Now that all hope has been lost for what was billed as a compromise bill to resolve the network neutrality issue, industry and government leaders are waiting to see whether or not the FCC intends to exercise its contested authority to move forward on its own.
As Enterprise Networking Planet reports, the agency’s proposal to classify broadband access as a so-called Title II service and give it the legal authority to push on with policy proposals, including net neutrality, has already been hotly contested in Washington but might be the only way to resolve the deadlock.
Rep.
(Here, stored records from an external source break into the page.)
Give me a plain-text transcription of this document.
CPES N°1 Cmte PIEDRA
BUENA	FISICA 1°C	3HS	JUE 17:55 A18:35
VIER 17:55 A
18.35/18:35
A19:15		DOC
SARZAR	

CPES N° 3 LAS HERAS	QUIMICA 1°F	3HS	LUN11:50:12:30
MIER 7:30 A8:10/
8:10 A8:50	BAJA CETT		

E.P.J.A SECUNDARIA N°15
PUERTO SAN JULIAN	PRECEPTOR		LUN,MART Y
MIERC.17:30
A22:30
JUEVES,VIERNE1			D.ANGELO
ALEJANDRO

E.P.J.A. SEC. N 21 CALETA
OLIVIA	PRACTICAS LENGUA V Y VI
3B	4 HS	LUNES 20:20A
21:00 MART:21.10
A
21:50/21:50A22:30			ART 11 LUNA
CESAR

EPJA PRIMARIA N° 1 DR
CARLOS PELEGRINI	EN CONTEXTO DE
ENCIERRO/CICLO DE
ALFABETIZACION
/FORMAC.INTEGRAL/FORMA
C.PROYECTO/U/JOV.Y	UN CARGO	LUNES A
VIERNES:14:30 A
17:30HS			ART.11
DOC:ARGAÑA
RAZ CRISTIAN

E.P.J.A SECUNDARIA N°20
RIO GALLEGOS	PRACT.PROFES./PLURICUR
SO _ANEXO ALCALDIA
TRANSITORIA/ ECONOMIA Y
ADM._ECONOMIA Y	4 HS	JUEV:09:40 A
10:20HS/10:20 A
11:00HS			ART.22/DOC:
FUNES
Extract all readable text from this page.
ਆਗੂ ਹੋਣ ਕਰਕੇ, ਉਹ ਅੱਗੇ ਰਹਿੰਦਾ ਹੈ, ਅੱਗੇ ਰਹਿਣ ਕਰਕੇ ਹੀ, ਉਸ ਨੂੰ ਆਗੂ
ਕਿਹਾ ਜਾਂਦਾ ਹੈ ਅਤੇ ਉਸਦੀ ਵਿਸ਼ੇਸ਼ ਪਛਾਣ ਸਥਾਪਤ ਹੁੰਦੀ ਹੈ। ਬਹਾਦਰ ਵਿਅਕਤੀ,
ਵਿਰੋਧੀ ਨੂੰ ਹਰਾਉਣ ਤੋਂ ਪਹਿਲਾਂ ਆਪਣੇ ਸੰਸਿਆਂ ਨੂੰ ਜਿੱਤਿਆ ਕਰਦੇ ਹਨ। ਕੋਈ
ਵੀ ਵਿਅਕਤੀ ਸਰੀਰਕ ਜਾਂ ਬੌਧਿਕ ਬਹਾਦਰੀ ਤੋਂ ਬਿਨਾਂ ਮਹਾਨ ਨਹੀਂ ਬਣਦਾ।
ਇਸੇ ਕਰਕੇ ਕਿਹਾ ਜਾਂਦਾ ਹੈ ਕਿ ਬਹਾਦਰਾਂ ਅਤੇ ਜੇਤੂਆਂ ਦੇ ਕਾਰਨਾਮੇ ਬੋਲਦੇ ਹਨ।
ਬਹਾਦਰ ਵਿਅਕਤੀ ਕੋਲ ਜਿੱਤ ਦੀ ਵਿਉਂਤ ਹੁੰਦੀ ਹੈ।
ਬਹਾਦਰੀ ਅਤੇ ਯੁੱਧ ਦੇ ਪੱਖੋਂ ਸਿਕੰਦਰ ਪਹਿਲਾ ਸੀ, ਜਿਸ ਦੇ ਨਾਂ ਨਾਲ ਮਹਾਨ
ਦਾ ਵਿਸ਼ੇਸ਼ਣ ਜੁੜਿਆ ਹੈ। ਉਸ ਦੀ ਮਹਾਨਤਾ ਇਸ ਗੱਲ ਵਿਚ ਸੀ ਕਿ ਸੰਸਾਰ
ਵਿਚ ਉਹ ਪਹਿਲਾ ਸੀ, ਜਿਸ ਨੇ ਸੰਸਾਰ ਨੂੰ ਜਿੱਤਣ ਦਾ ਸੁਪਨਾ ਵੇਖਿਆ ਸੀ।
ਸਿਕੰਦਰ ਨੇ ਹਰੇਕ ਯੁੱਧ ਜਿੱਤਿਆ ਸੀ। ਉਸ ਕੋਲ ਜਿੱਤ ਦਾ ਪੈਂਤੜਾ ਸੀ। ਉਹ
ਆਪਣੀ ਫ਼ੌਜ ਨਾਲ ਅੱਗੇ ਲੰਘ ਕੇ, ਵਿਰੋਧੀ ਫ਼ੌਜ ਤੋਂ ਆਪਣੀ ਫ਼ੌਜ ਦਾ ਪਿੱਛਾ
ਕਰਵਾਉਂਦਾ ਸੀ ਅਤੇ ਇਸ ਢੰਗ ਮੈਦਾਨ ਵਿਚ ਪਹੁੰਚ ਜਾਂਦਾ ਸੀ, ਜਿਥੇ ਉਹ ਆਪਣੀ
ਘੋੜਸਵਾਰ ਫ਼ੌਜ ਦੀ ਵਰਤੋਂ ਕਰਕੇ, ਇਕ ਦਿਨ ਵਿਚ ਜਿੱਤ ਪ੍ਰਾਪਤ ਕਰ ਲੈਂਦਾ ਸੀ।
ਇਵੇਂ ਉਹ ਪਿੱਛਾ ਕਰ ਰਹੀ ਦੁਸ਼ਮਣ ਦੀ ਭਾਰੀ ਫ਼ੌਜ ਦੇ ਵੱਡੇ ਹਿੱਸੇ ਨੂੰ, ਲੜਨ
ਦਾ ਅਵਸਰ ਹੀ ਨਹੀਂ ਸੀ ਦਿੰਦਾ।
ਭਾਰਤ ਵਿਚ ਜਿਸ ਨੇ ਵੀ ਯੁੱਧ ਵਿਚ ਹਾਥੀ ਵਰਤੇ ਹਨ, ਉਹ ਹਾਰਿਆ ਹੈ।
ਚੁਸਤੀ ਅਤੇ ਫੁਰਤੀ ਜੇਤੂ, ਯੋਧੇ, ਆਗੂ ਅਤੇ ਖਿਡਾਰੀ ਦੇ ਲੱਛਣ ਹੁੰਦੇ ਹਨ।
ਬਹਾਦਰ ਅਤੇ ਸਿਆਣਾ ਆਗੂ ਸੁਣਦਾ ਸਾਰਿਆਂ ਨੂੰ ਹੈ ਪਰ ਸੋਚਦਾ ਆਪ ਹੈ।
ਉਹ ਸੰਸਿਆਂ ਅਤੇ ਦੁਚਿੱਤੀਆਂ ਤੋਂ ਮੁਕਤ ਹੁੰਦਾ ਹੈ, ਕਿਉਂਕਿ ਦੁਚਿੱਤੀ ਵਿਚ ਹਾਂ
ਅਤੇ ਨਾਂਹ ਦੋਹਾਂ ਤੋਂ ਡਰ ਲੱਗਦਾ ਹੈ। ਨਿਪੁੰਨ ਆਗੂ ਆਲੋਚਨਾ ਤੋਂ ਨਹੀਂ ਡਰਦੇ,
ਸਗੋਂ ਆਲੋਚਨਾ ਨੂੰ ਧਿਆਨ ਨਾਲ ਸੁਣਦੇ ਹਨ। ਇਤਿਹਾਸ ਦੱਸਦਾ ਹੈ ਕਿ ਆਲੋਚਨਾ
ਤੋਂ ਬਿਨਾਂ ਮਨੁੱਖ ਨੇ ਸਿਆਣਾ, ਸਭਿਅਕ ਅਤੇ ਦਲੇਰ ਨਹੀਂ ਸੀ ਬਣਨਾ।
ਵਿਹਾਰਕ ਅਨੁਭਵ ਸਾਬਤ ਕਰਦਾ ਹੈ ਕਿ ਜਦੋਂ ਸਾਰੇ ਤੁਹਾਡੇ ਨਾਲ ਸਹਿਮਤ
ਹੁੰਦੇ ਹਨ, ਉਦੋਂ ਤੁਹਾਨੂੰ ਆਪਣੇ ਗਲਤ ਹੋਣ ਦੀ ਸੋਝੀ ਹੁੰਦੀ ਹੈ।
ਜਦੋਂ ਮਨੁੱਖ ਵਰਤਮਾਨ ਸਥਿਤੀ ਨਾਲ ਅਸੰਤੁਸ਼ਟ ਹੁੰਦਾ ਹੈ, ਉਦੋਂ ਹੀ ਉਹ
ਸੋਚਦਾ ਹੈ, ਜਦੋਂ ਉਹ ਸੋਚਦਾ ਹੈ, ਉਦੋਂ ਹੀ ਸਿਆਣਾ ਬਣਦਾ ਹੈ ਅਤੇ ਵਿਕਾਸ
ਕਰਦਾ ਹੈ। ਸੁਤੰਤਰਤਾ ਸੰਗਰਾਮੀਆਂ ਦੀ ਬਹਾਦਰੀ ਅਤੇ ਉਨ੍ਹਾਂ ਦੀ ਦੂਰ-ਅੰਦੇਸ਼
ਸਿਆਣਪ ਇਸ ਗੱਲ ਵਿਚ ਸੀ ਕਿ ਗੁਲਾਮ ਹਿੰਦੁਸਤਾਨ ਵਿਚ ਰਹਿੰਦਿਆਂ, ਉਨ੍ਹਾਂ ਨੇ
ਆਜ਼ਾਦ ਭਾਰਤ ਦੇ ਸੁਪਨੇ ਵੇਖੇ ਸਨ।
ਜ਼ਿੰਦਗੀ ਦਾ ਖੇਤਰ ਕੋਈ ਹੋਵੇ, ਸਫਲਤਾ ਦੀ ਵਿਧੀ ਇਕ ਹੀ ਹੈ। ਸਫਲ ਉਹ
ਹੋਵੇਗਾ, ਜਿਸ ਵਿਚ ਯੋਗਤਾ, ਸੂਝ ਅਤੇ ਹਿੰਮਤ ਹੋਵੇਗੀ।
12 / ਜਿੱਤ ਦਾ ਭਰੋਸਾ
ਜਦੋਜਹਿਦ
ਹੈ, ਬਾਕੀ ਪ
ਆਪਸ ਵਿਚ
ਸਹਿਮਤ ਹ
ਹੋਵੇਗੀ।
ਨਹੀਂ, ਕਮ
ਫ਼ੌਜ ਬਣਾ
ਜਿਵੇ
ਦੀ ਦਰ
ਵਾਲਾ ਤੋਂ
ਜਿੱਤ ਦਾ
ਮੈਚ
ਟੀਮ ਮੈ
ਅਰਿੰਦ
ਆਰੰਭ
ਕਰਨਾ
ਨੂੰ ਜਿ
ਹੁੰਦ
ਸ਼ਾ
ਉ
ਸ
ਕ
Henry Waxman (D-Calif.), the chairman of the Energy and Commerce Committee, had been working to line up bipartisan support for a compromise bill that would bar the FCC from reclassifying broadband for two years, while authorizing rules to prevent ISPs from blocking content on their networks.
But after Republican committee members said they would not support the bill, Waxman in a statement signaled support for the FCC to go it alone.
Consensus has always been a scarce commodity in the debate over network neutrality and this year, with partisan tempers flaring ahead of the midterm elections, has proven no exception.
After efforts to draft a compromise bill in the House ground to a halt on Wednesday, the focus of the debate is now shifting to the Federal Communications Commission, which could now move ahead with a plan to firm up its legal authority over Internet service providers.
Mired in controversy, that proposal would reclassify broadband access as a so-called Title II service, a designation under communications law that would put the FCC on firmer legal footing as it looks to advance a variety of policy proposals, including many items in its national broadband plan, as well as net neutrality.